Brendan Smyth, MBBS, PhD

• Keech, Anthony C., Department of Cardiology, Royal Prince Alfred Hospital, Camperdown, New South Wales, Australia

Anthony C. Keech

• Jardine, Meg, Concord Repatriation General Hospital, Concord, New South Wales, Australia

Meg Jardine, MBBS, PhD

Group or Team Name

• The FIELD Investigators.

Background

Glomerular Filtration Rate (GFR) decline is a proposed surrogate kidney endpoint and attractive alternative to the lengthy, expensive, and large sample size requirements to reach “hard” clinical events in trials. Estimated (e)GFR decline has been successfully modelled using eGFR slope, where the correlation between total and chronic eGFR slopes and clinical endpoints was established.

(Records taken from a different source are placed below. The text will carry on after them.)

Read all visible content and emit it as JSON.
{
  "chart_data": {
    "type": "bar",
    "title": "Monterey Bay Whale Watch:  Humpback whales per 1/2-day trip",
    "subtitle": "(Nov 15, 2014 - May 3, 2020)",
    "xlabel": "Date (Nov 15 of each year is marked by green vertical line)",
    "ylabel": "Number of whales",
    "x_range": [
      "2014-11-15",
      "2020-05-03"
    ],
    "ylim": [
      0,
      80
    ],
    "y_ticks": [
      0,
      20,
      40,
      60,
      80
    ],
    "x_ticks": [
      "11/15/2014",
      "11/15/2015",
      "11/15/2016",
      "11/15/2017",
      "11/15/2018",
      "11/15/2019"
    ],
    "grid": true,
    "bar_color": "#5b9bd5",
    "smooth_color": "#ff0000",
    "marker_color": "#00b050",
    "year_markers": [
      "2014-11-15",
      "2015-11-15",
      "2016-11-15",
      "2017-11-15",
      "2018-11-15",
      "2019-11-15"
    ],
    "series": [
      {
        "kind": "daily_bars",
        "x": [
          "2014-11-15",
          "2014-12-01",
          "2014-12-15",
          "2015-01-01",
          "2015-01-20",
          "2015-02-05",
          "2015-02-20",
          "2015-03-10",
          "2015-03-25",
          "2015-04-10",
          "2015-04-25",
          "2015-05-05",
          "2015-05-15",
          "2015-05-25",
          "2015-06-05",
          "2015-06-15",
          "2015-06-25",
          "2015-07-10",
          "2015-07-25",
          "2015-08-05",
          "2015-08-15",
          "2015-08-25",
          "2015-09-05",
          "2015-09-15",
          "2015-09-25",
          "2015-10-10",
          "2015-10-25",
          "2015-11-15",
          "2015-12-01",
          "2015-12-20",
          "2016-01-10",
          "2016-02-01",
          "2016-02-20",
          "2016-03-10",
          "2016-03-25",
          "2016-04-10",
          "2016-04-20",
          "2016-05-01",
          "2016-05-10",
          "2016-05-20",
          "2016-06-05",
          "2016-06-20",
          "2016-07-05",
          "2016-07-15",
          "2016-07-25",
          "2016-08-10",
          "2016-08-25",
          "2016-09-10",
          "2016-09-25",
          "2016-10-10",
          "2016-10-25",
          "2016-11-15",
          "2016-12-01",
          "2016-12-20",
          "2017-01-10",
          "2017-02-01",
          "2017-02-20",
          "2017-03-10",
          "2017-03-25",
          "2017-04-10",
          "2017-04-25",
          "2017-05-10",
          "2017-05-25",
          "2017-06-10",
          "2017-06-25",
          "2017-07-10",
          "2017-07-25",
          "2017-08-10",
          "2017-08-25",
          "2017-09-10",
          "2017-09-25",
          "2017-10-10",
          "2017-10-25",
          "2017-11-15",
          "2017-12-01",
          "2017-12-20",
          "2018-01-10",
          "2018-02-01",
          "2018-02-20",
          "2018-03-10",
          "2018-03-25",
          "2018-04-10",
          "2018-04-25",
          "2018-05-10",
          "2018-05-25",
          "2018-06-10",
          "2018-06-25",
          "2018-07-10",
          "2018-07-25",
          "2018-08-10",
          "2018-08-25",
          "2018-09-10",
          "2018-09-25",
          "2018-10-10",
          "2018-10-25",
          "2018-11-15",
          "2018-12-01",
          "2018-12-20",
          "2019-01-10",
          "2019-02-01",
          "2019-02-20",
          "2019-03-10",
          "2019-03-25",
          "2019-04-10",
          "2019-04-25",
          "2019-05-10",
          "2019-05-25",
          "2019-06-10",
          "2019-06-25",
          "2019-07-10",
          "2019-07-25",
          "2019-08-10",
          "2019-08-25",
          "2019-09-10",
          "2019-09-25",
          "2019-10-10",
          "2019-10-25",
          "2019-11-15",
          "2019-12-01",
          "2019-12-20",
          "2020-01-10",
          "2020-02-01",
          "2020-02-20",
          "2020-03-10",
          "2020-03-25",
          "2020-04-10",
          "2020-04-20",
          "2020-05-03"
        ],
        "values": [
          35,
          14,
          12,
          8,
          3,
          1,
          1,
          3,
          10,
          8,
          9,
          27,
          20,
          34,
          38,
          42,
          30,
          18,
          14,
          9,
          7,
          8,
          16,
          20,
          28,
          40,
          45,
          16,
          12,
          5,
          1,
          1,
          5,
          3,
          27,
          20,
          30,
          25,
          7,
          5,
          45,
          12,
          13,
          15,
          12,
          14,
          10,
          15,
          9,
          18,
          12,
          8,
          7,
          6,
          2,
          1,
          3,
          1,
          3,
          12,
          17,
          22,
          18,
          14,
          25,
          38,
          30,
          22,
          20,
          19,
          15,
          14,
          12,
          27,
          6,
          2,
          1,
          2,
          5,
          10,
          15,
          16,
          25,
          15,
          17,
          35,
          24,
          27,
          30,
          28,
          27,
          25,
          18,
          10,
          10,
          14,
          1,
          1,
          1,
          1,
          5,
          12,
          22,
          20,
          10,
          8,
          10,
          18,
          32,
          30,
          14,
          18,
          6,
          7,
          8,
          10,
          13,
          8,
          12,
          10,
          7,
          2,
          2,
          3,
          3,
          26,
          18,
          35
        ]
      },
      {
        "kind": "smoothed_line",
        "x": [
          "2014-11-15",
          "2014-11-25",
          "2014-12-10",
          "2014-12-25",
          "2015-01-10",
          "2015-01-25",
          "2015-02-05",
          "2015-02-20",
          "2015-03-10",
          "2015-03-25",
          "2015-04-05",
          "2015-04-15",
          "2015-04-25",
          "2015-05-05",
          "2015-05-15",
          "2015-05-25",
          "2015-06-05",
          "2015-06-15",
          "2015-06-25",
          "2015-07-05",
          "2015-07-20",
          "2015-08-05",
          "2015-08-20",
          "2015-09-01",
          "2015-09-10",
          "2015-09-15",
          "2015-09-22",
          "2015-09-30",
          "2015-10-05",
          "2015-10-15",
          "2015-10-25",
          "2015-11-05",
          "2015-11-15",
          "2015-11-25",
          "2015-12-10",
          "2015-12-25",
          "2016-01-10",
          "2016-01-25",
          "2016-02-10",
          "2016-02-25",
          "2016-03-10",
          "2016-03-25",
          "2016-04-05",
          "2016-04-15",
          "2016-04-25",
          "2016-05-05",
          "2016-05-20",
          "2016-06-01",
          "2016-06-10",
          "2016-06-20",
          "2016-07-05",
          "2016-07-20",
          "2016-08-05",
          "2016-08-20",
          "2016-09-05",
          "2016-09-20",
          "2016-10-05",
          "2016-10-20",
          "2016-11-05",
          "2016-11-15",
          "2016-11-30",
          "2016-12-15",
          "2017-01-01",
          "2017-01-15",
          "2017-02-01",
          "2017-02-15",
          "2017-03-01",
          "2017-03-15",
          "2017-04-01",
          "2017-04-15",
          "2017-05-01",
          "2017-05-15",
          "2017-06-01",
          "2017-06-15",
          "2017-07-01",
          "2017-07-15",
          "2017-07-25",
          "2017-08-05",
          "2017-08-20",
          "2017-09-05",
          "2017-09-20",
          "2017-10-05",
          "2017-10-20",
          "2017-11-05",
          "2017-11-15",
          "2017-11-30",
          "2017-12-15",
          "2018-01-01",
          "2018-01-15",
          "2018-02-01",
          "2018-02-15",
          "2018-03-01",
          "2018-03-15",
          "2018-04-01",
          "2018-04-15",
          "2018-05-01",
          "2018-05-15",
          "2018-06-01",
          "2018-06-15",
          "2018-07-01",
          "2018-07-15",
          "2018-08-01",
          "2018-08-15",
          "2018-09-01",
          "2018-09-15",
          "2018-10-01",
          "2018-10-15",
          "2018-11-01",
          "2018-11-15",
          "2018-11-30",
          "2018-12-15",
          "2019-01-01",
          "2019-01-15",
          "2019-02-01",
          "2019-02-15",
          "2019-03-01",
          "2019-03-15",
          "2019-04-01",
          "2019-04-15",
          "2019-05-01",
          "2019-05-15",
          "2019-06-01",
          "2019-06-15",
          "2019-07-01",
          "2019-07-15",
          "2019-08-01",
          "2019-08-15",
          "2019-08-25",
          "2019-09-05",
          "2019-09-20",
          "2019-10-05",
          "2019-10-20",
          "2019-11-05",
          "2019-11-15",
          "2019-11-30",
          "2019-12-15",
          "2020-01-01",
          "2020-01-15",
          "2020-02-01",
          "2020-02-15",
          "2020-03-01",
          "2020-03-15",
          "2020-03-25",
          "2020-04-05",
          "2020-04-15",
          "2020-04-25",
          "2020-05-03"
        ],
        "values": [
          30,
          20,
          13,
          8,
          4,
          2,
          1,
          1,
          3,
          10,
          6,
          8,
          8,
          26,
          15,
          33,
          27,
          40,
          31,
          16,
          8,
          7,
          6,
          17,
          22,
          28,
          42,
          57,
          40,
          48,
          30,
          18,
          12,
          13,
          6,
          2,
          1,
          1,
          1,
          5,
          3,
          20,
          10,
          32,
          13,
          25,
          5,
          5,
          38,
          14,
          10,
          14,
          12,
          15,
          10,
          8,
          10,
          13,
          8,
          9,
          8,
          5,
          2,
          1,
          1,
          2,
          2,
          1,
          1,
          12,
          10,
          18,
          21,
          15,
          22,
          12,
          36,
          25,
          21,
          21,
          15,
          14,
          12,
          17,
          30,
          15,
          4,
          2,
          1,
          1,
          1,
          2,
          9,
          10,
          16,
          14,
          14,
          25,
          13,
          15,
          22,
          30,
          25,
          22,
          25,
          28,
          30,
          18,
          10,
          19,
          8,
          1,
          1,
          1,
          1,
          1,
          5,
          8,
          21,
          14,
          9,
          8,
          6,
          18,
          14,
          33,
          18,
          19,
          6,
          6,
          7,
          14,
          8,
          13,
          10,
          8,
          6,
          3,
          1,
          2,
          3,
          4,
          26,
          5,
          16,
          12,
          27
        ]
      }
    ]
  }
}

To date GFR slope has been tested on agents where acute GFR decline is driven by changes in glomerular haemodynamics. We tested the association of total and chronic eGFR slopes with clinical endpoints for fenofibrate, an agent with an acute eGFR decline mediated by non-glomerular actions.

Methods

The FIELD trial randomised adults to fenofibrate or placebo. Total eGFR slope was calculated using a repeated measures 2-slope linear mixed model for the entire intervention period. Sensitivity analyses were also performed limited to 3 years. Chronic eGFR slope was calculated from month 4. The clinical kidney endpoint was doubling of serum creatinine/eGFR<15ml/min/1.73m²,renal death or kidney replacement therapy. Frequency of clinical kidney endpoints based on baseline to 8-week washout eGFR was an exploratory subgroup analysis.

Results

9795 participants were followed for 5 years. A post-washout eGFR was ascertained in 94.3% of the washout sub-study participants. Fenofibrate was associated with a mean acute eGFR decline of -9.05 ml/min/1.73m²/annum. Fenofibrate slowed rate of chronic eGFR decline by 0.61 ml/min/1.73m²/annum (95% CI 0.50 to 0.71, P<0.0001), but worsened total eGFR slope (mean diff -1.54, 95% CI -1.65 to -1.44, P<0.0001). Fenofibrate use increased the clinical kidney endpoint 1 (HR 1.48, 95% CI 1.16 to 1.89, P=0.002) (Figure 1). There was no difference for clinical kidney outcomes in washout analyses.

Conclusion

Results generally support use of eGFR slope change as a surrogate for clinical kidney endpoints. Assessment post-wash out should be considered for agents with a large acute eGFR decline.